The package supports both right-censored survival data and clustered partly interval-censored survival data, and provides flexible variable selection through several penalty functions.
Features
- Induced smoothing-based AFT estimation for nonsmooth estimating equations
- Penalized coordinate descent algorithm
- Efficient C++ implementation via Rcpp (RcppArmadillo)
- Support for high-dimensional regression
- Supported penalties:
- Broken Adaptive Ridge (BAR)
- LASSO
- Adaptive LASSO (ALASSO)
- SCAD
- Variance estimation methods:
"CF": closed-form plug-in estimator"ZL": perturbation-based estimator based on Zeng and Lin (2008)
Installation
You can install the development version from GitHub:
# install.packages("devtools")
devtools::install_github("seonsy/aftPenCDA")
Main functions
aftpen()
Fits a penalized AFT model for right-censored survival data.
aftpen_pic()
Fits a penalized AFT model for clustered partly interval-censored survival data.
Both functions share the same interface:
aftpen(dt, lambda = 0.1, se = "CF", type = "BAR")
aftpen_pic(dt, lambda = 0.1, se = "CF", type = "BAR")
Input data format
Right-censored data (aftpen())
dt: a data frame where:- first column:
y(observed time) - second column:
d(event indicator;1 = event,0 = censoring) - remaining columns: covariates
- first column:
Clustered partly interval-censored data (aftpen_pic())
dt: a data frame containing:L,R: interval endpointsdelta: exact observation indicator (1 = exact,0 = censored)id: cluster identifier- remaining columns: covariates
Algorithm
The method combines induced smoothing with a coordinate descent algorithm. A quadratic approximation is constructed via Cholesky decomposition, leading to a least-squares-type problem.
Efficient coordinate-wise updates are then applied under different penalties.
Example
Right-censored data
library(aftPenCDA)
data("simdat_rc")
fit <- aftpen(simdat_rc, lambda = 0.1, se = "CF", type = "BAR")
fit$beta
Clustered partly interval-censored data
data("simdat_pic")
fit_pic <- aftpen_pic(simdat_pic, lambda = 0.001, se = "CF", type = "BAR")
fit_pic$beta
Arguments
| Argument | Description |
|---|---|
lambda | Tuning parameter controlling penalization strength |
type | "BAR", "LASSO", "ALASSO", "SCAD" |
se | Variance estimation method ("CF" or "ZL") |
r | SCAD tuning parameter (default: 3.7) |
eps | Convergence tolerance (default: 1e-8) |
max.iter | Maximum number of iterations (default: 100) |
Value
Both functions return a list with components:
beta: final penalized coefficient estimate
References
Wang, You-Gan, and Yudong Zhao. 2008. “Weighted Rank Regression for Clustered Data Analysis.” Biometrics 64 (1): 39–45.
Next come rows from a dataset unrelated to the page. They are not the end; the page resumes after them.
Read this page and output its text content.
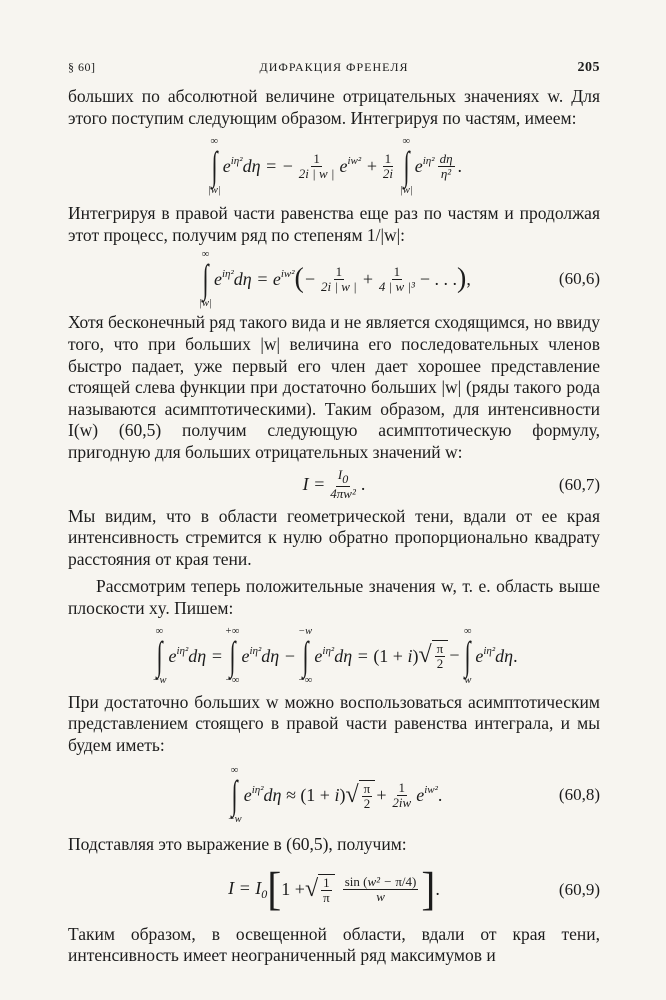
§ 60]	ДИФРАКЦИЯ ФРЕНЕЛЯ	205

больших по абсолютной величине отрицательных значениях w. Для этого поступим следующим образом. Интегрируя по частям, имеем:

∞
∫
|w|
$e^{i\eta^2}d\eta$ = − $\frac{1}{2i | w |} e^{iw^2} + \frac{1}{2i}$
∞
∫
|w|
$e^{i\eta^2} \frac{d\eta}{\text{η²}}$ .

Интегрируя в правой части равенства еще раз по частям и продолжая этот процесс, получим ряд по степеням 1/|w|:

∞
∫
|w|
$e^{i\eta^2}d\eta = e^{iw^2}$ ( − $\frac{1}{2i | w |} + \frac{1}{\text{4 | w |³}}$ − . . . ) ,	(60,6)

Хотя бесконечный ряд такого вида и не является сходящимся, но ввиду того, что при больших |w| величина его последовательных членов быстро падает, уже первый его член дает хорошее представление стоящей слева функции при достаточно больших |w| (ряды такого рода называются асимптотическими). Таким образом, для интенсивности I(w) (60,5) получим следующую асимптотическую формулу, пригодную для больших отрицательных значений w:

$I = \frac{I0}{\text{4πw²}}$ .	(60,7)

Мы видим, что в области геометрической тени, вдали от ее края интенсивность стремится к нулю обратно пропорционально квадрату расстояния от края тени.

Рассмотрим теперь положительные значения w, т. е. область выше плоскости xy. Пишем:

∞
∫
−w
$e^{i\eta^2}d\eta$ =
+∞
∫
−∞
$e^{i\eta^2}d\eta$ −
−w
∫
−∞
$e^{i\eta^2}d\eta = (1 + i)$ √ $\frac{\pi}{2}$ −
∞
∫
w
$e^{i\eta^2}d\eta$.

При достаточно больших w можно воспользоваться асимптотическим представлением стоящего в правой части равенства интеграла, и мы будем иметь:

∞
∫
−w
$e^{i\eta^2}d\eta \approx (1 + i)$ √ $\frac{\pi}{2} + \frac{1}{2iw} e^{iw^2}$.	(60,8)

Подставляя это выражение в (60,5), получим:

$I = I_0$ [ 1 + √ $\frac{1}{\pi} \frac{\text{sin (w² − π/4)}}{w}$ ] .	(60,9)

Таким образом, в освещенной области, вдали от края тени, интенсивность имеет неограниченный ряд максимумов и
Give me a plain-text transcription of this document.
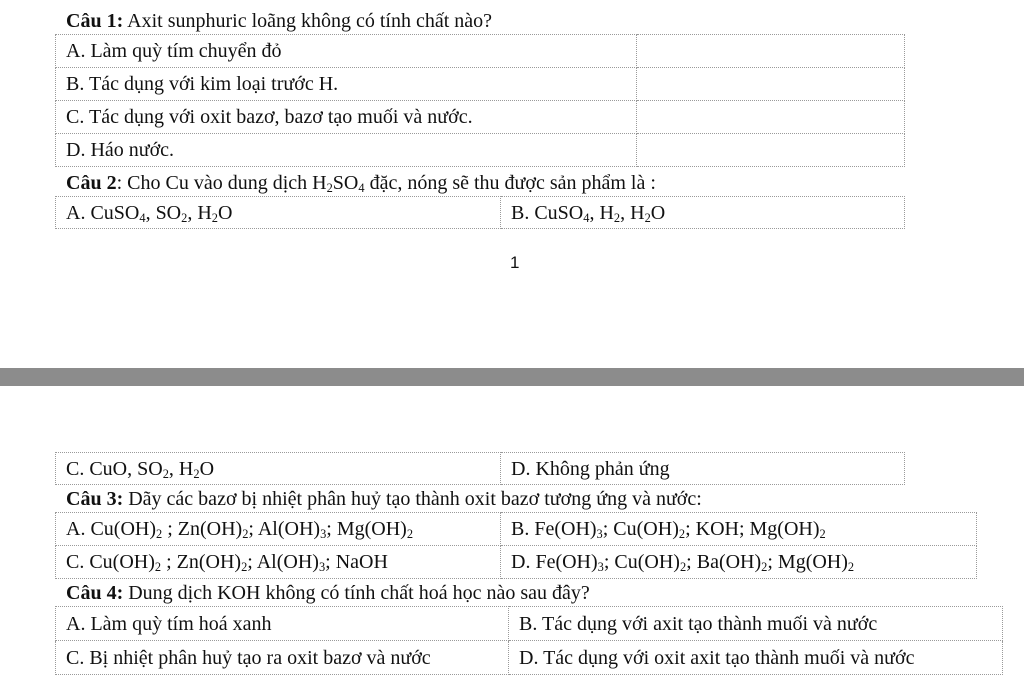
Câu 1: Axit sunphuric loãng không có tính chất nào?
A. Làm quỳ tím chuyển đỏ	
B. Tác dụng với kim loại trước H.	
C. Tác dụng với oxit bazơ, bazơ tạo muối và nước.	
D. Háo nước.	
Câu 2: Cho Cu vào dung dịch $H_2SO_4$ đặc, nóng sẽ thu được sản phẩm là :
A. CuSO$_4$, $SO_2$, $H_2O$	B. CuSO$_4$, $H_2$, $H_2O$
1
C. CuO, $SO_2$, $H_2O$	D. Không phản ứng
Câu 3: Dãy các bazơ bị nhiệt phân huỷ tạo thành oxit bazơ tương ứng và nước:
A. $Cu(OH)_2$ ; $Zn(OH)_2$; $Al(OH)_3$; $Mg(OH)_2$	B. $Fe(OH)_3$; $Cu(OH)_2$; KOH; $Mg(OH)_2$
C. $Cu(OH)_2$ ; $Zn(OH)_2$; $Al(OH)_3$; NaOH	D. $Fe(OH)_3$; $Cu(OH)_2$; $Ba(OH)_2$; $Mg(OH)_2$
Câu 4: Dung dịch KOH không có tính chất hoá học nào sau đây?
A. Làm quỳ tím hoá xanh	B. Tác dụng với axit tạo thành muối và nước
C. Bị nhiệt phân huỷ tạo ra oxit bazơ và nước	D. Tác dụng với oxit axit tạo thành muối và nước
Dai, L., K. Chen, Z. Sun, Z. Liu, and G. Li. 2018. “Broken Adaptive Ridge Regression and Its Asymptotic Properties.” Journal of Multivariate Analysis 168: 334–351.
Zeng, Donglin, and D. Y. Lin. 2008. “Efficient Resampling Methods for Nonsmooth Estimating Functions.” Biostatistics 9 (2): 355–363.
Note
This package is under development. Functionality and interfaces may change in future versions.